My eyes snapped to Shay once the words left her mouth. I wanted to calm down, believe me, but my nerves were bad. I can not just sit around and act like everything is okay. It's not. And it won't be for a while and I guess I just have to get used to that for the time being.

“What are you talking about?” I asked. “I am calm.”

“For real? Then why did I have a damn buffet for breakfast? And before I could even set my fork down, you snatched the plate from in front me. Now, you just cleaning all the nooks and crannies of my kitchen. Not to mention, you cleaned that same exact spot on the counter, four times already.”

Well, what the hell did she want me to do? I had to do something while I was in her house. I can't just sit around and not do anything while Shay offered me a place to stay. I had to put my input in as well. It would be different if it was just her but she has a family now. She has enough shit on her plate and me coming in with my drama and dead weight, wouldn't help her out anymore. And that makes me feel as if she was supposed to that. I know she did it out of love and I know she did it out of understanding, but I can't deny that I feel as if she did it because she didn't have a choice. So, I am just playing my role in all of this.

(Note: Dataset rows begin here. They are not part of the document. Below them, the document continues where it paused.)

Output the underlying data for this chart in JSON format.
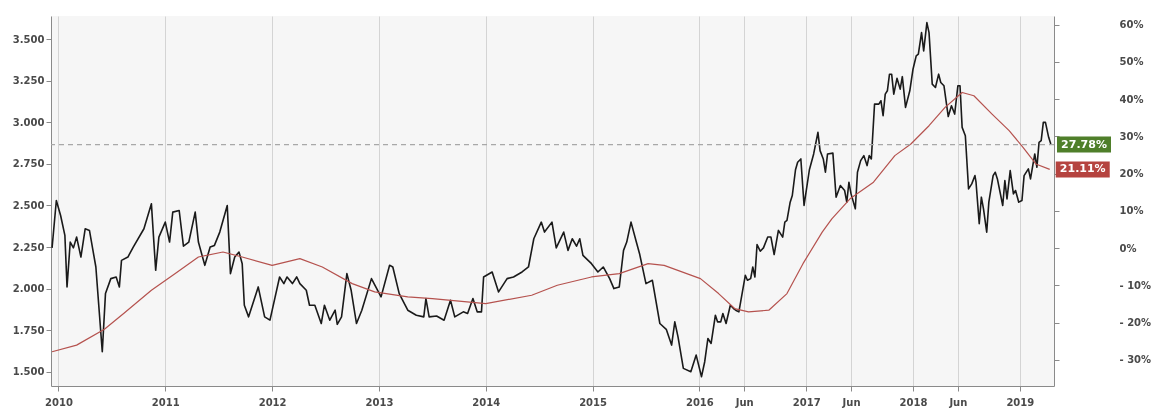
{
  "chart_data": {
    "type": "line",
    "xlim": [
      2009.93,
      2019.32
    ],
    "xticks": [
      2010,
      2011,
      2012,
      2013,
      2014,
      2015,
      2016,
      {
        "value": 2016.42,
        "label": "Jun"
      },
      2017,
      {
        "value": 2017.42,
        "label": "Jun"
      },
      2018,
      {
        "value": 2018.42,
        "label": "Jun"
      },
      2019
    ],
    "ylim": [
      1.414,
      3.64
    ],
    "yticks": [
      {
        "value": 1.5,
        "label": "1.500"
      },
      {
        "value": 1.75,
        "label": "1.750"
      },
      {
        "value": 2,
        "label": "2.000"
      },
      {
        "value": 2.25,
        "label": "2.250"
      },
      {
        "value": 2.5,
        "label": "2.500"
      },
      {
        "value": 2.75,
        "label": "2.750"
      },
      {
        "value": 3,
        "label": "3.000"
      },
      {
        "value": 3.25,
        "label": "3.250"
      },
      {
        "value": 3.5,
        "label": "3.500"
      }
    ],
    "y2lim": [
      -37,
      62.3
    ],
    "y2ticks": [
      {
        "value": -30,
        "label": "- 30%"
      },
      {
        "value": -20,
        "label": "- 20%"
      },
      {
        "value": -10,
        "label": "- 10%"
      },
      {
        "value": 0,
        "label": "0%"
      },
      {
        "value": 10,
        "label": "10%"
      },
      {
        "value": 20,
        "label": "20%"
      },
      {
        "value": 30,
        "label": "30%"
      },
      {
        "value": 40,
        "label": "40%"
      },
      {
        "value": 50,
        "label": "50%"
      },
      {
        "value": 60,
        "label": "60%"
      }
    ],
    "grid": "x",
    "line_style": "solid",
    "series": [
      {
        "color": "#1a1a1a",
        "x": [
          2009.94,
          2009.98,
          2010.02,
          2010.06,
          2010.08,
          2010.11,
          2010.14,
          2010.17,
          2010.21,
          2010.25,
          2010.29,
          2010.35,
          2010.41,
          2010.44,
          2010.49,
          2010.54,
          2010.57,
          2010.59,
          2010.65,
          2010.7,
          2010.8,
          2010.87,
          2010.91,
          2010.94,
          2011.0,
          2011.04,
          2011.07,
          2011.13,
          2011.17,
          2011.22,
          2011.28,
          2011.31,
          2011.37,
          2011.42,
          2011.46,
          2011.51,
          2011.58,
          2011.61,
          2011.65,
          2011.69,
          2011.72,
          2011.74,
          2011.78,
          2011.87,
          2011.93,
          2011.98,
          2012.07,
          2012.11,
          2012.14,
          2012.19,
          2012.23,
          2012.26,
          2012.32,
          2012.35,
          2012.4,
          2012.46,
          2012.49,
          2012.54,
          2012.59,
          2012.61,
          2012.65,
          2012.7,
          2012.74,
          2012.79,
          2012.84,
          2012.93,
          2013.02,
          2013.1,
          2013.13,
          2013.19,
          2013.27,
          2013.35,
          2013.42,
          2013.44,
          2013.47,
          2013.54,
          2013.61,
          2013.67,
          2013.71,
          2013.79,
          2013.83,
          2013.88,
          2013.92,
          2013.96,
          2013.98,
          2014.06,
          2014.12,
          2014.2,
          2014.26,
          2014.34,
          2014.4,
          2014.45,
          2014.52,
          2014.55,
          2014.62,
          2014.66,
          2014.73,
          2014.77,
          2014.81,
          2014.85,
          2014.88,
          2014.91,
          2014.99,
          2015.05,
          2015.1,
          2015.16,
          2015.2,
          2015.25,
          2015.29,
          2015.32,
          2015.36,
          2015.41,
          2015.44,
          2015.5,
          2015.56,
          2015.63,
          2015.69,
          2015.74,
          2015.77,
          2015.8,
          2015.85,
          2015.92,
          2015.97,
          2016.02,
          2016.05,
          2016.08,
          2016.11,
          2016.15,
          2016.17,
          2016.2,
          2016.22,
          2016.25,
          2016.29,
          2016.32,
          2016.34,
          2016.37,
          2016.43,
          2016.45,
          2016.48,
          2016.5,
          2016.52,
          2016.54,
          2016.57,
          2016.6,
          2016.64,
          2016.67,
          2016.7,
          2016.74,
          2016.78,
          2016.8,
          2016.82,
          2016.85,
          2016.87,
          2016.9,
          2016.92,
          2016.95,
          2016.98,
          2017.03,
          2017.07,
          2017.11,
          2017.13,
          2017.16,
          2017.18,
          2017.2,
          2017.25,
          2017.28,
          2017.32,
          2017.36,
          2017.38,
          2017.4,
          2017.42,
          2017.46,
          2017.48,
          2017.51,
          2017.54,
          2017.57,
          2017.59,
          2017.61,
          2017.64,
          2017.68,
          2017.7,
          2017.72,
          2017.74,
          2017.76,
          2017.78,
          2017.8,
          2017.82,
          2017.85,
          2017.88,
          2017.9,
          2017.93,
          2017.97,
          2018.0,
          2018.03,
          2018.05,
          2018.08,
          2018.1,
          2018.13,
          2018.15,
          2018.18,
          2018.21,
          2018.24,
          2018.26,
          2018.29,
          2018.33,
          2018.36,
          2018.39,
          2018.42,
          2018.44,
          2018.46,
          2018.49,
          2018.52,
          2018.55,
          2018.58,
          2018.59,
          2018.62,
          2018.64,
          2018.66,
          2018.69,
          2018.71,
          2018.75,
          2018.77,
          2018.79,
          2018.84,
          2018.86,
          2018.88,
          2018.91,
          2018.94,
          2018.96,
          2018.99,
          2019.02,
          2019.04,
          2019.08,
          2019.1,
          2019.14,
          2019.16,
          2019.18,
          2019.2,
          2019.22,
          2019.24,
          2019.27,
          2019.29
        ],
        "values": [
          2.245,
          2.53,
          2.44,
          2.32,
          2.01,
          2.28,
          2.245,
          2.31,
          2.19,
          2.36,
          2.35,
          2.13,
          1.62,
          1.97,
          2.06,
          2.07,
          2.01,
          2.17,
          2.19,
          2.25,
          2.36,
          2.51,
          2.11,
          2.31,
          2.4,
          2.28,
          2.46,
          2.47,
          2.255,
          2.28,
          2.46,
          2.28,
          2.14,
          2.25,
          2.26,
          2.34,
          2.5,
          2.09,
          2.19,
          2.22,
          2.15,
          1.9,
          1.83,
          2.01,
          1.83,
          1.81,
          2.07,
          2.03,
          2.07,
          2.03,
          2.07,
          2.03,
          1.99,
          1.9,
          1.9,
          1.79,
          1.9,
          1.81,
          1.87,
          1.785,
          1.83,
          2.09,
          1.99,
          1.79,
          1.87,
          2.06,
          1.95,
          2.14,
          2.13,
          1.97,
          1.87,
          1.84,
          1.83,
          1.94,
          1.83,
          1.835,
          1.81,
          1.93,
          1.83,
          1.86,
          1.85,
          1.94,
          1.86,
          1.86,
          2.07,
          2.1,
          1.98,
          2.06,
          2.07,
          2.1,
          2.13,
          2.3,
          2.4,
          2.34,
          2.4,
          2.245,
          2.34,
          2.23,
          2.3,
          2.255,
          2.3,
          2.2,
          2.15,
          2.1,
          2.13,
          2.06,
          2.0,
          2.01,
          2.23,
          2.28,
          2.4,
          2.28,
          2.21,
          2.03,
          2.05,
          1.79,
          1.755,
          1.66,
          1.8,
          1.71,
          1.52,
          1.5,
          1.6,
          1.47,
          1.56,
          1.7,
          1.67,
          1.84,
          1.8,
          1.8,
          1.85,
          1.79,
          1.9,
          1.88,
          1.87,
          1.86,
          2.08,
          2.05,
          2.06,
          2.13,
          2.07,
          2.265,
          2.225,
          2.245,
          2.31,
          2.31,
          2.205,
          2.35,
          2.31,
          2.4,
          2.41,
          2.52,
          2.56,
          2.715,
          2.76,
          2.78,
          2.5,
          2.715,
          2.81,
          2.94,
          2.83,
          2.78,
          2.7,
          2.81,
          2.815,
          2.55,
          2.62,
          2.59,
          2.52,
          2.64,
          2.57,
          2.48,
          2.7,
          2.77,
          2.8,
          2.74,
          2.8,
          2.78,
          3.11,
          3.11,
          3.13,
          3.04,
          3.17,
          3.19,
          3.29,
          3.29,
          3.17,
          3.265,
          3.2,
          3.275,
          3.09,
          3.19,
          3.32,
          3.4,
          3.41,
          3.54,
          3.43,
          3.6,
          3.54,
          3.23,
          3.21,
          3.29,
          3.24,
          3.22,
          3.035,
          3.1,
          3.05,
          3.22,
          3.22,
          2.97,
          2.92,
          2.6,
          2.63,
          2.68,
          2.64,
          2.39,
          2.55,
          2.48,
          2.34,
          2.52,
          2.68,
          2.7,
          2.66,
          2.5,
          2.65,
          2.54,
          2.71,
          2.57,
          2.59,
          2.52,
          2.53,
          2.68,
          2.72,
          2.66,
          2.81,
          2.73,
          2.88,
          2.89,
          3.0,
          3.0,
          2.91,
          2.87
        ]
      },
      {
        "color": "#b5524e",
        "x": [
          2009.94,
          2010.17,
          2010.43,
          2010.61,
          2010.87,
          2011.09,
          2011.31,
          2011.54,
          2011.72,
          2012.0,
          2012.26,
          2012.47,
          2012.75,
          2012.96,
          2013.27,
          2013.5,
          2014.0,
          2014.43,
          2014.67,
          2014.99,
          2015.25,
          2015.52,
          2015.67,
          2016.01,
          2016.18,
          2016.33,
          2016.46,
          2016.65,
          2016.82,
          2016.97,
          2017.15,
          2017.24,
          2017.41,
          2017.63,
          2017.83,
          2017.98,
          2018.15,
          2018.3,
          2018.46,
          2018.57,
          2018.74,
          2018.9,
          2019.03,
          2019.15,
          2019.28
        ],
        "values": [
          1.62,
          1.66,
          1.755,
          1.85,
          1.99,
          2.09,
          2.19,
          2.22,
          2.19,
          2.14,
          2.18,
          2.13,
          2.03,
          1.98,
          1.95,
          1.94,
          1.91,
          1.96,
          2.02,
          2.07,
          2.09,
          2.15,
          2.14,
          2.06,
          1.97,
          1.88,
          1.86,
          1.87,
          1.97,
          2.15,
          2.34,
          2.42,
          2.54,
          2.64,
          2.8,
          2.87,
          2.98,
          3.09,
          3.18,
          3.16,
          3.05,
          2.95,
          2.85,
          2.75,
          2.717
        ]
      }
    ],
    "ref_lines": [
      {
        "axis": "y2",
        "value": 27.78,
        "label": "27.78%",
        "line_style": "dashed"
      }
    ],
    "annotations": [
      {
        "text": "21.11%",
        "x": 2019.28,
        "y": 2.717
      }
    ]
  }
}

“It's called common courtesy.” I said as I put the cleaning spray under the sink.

“Hell no. This ain't no damn common courtesy. I know you, Alexia. Something is up.”

As much as I wanted to deny it, I knew she was right. I swear I can't stand Shay sometimes, and how well she knows me. But life at the moment for me, right now, really isn't on my side. I've been here one night and I can already feel the heaviness of shit. I'm starting to realize that this isn't a nightmare, that I can just wake up from. Everything is real and everything really is crumbling. That little everything-will-be-okay pep talk I gave myself is withering away. Shit is happening and I can't do anything to stop it.

But me reaching the realization of my crumbling life isn't why I'm alphabetizing Shay's canned goods. No, something inevitable was going to happen today. Coming back to Virginia was taking the first step to opening the doors of my past and today I'm about to take the second. My heart was breaking and beating a mile a minute at the same time. I had to do something to keep my mind intact so if it takes cleaning a fucking counter twelves time then so be it. Shay has a spotless kitchen and a full belly and I... have my right mind.

“I don't know what you're talking about” I shrugged, putting the canned green beans next to the hot jalapenos.

She sighed.

“Alexia, sit down.” she patted the stool next to her.

Rolling my eyes, I put the can down and moved to the seat next to her.

“Okay,” She sighed once I finally got comfortable. “I know what's going on in that big ass head of yours,” I glared at her. “And you need to stop stressing. It's gonna be alright. And today may be hard to get through but it will happen. It's going to be hard but accept it as it is. You only have so much time.”